Frequent loss of adhesion gene NECTIN1 triggers melanoma dissemination upon local IGF1 depletion [RNA-Seq]

Defects in cell-cell contacts participate in early steps of tumor metastasis, but the mechanism regulating the staying-at-home or leaving decision has not been molecularly defined. We found the adherens junction gene NECTIN1 deleted in 55% of human melanomas.
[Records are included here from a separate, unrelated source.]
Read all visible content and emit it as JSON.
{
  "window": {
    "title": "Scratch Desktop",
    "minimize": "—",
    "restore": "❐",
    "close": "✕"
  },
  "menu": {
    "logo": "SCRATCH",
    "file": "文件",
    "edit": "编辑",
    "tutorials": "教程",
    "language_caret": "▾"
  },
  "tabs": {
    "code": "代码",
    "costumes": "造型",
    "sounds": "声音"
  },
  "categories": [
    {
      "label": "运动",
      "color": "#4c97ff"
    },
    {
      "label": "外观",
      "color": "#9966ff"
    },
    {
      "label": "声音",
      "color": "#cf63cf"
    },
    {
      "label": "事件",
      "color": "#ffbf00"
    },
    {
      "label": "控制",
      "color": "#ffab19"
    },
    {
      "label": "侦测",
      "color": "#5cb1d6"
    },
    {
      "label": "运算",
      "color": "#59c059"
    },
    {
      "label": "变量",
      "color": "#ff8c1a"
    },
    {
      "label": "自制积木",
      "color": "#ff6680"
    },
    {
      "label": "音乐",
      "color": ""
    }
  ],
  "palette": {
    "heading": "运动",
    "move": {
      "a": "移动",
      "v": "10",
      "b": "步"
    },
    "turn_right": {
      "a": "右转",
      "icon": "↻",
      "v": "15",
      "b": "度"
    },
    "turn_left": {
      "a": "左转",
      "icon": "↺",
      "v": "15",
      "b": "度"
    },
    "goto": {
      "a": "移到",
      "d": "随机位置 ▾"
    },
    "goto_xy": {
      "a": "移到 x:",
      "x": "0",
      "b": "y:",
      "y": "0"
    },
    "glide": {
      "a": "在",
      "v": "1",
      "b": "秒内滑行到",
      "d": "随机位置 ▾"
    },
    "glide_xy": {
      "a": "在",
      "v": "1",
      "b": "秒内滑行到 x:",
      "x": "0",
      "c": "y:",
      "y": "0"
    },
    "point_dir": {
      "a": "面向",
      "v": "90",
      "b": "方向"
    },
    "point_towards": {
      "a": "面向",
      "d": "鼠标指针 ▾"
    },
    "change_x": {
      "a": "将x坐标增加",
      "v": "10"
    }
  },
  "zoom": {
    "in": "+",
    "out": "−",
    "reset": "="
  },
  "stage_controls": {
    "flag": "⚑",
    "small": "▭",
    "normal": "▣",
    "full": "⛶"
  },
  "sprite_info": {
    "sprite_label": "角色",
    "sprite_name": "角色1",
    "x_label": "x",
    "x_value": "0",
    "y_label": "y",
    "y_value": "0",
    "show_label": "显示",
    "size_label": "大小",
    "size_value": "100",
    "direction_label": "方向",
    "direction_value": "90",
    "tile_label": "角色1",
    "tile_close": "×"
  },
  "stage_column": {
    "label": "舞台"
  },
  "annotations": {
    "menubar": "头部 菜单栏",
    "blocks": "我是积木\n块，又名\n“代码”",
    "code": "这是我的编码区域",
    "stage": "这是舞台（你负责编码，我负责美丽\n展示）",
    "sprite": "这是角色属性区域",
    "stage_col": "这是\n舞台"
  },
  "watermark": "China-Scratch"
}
Inactivation of NECTIN1 stimulated cancer cell spreading in zebrafish melanomas in vivo, and increased cell migration in human cell lines specifically in response to decreased IGF1 signaling. IGF1 inhibition induced robust formation of adherens junctions between NECTIN1-wildtype melanoma cells, while NECTIN1-deficient cells were unable to establish these junctions and instead activated integrin/FAK-mediated motility. In 20 human melanoma biopsies, adherens junctions were seen exclusively in areas with low IGF1 levels, but not in NECTIN1-deficient tumors. Our study uncovers a mechanism by which the status of cell-cell contacts modulates the cellular response to microenvironmental signals, effecting a decision switch between leaving and staying in the cancer cell niche. Overall design: In order to define the cell state associated with the loss of NECTIN1 under conditions of serum depletion, we examined the transcriptional profiles of A375 human melanoma cells wildtype or knockout for NECTIN1 in response to serum withdrawal by RNA-sequencing. We analyzed gene expression in 4 NECTIN1-wildtype and 4 NECTIN1-knockout lines derived from the A375 human melanoma cell line by single-cell cloning and cultured in DMEM in the absence of 10% FBS for 12 hours.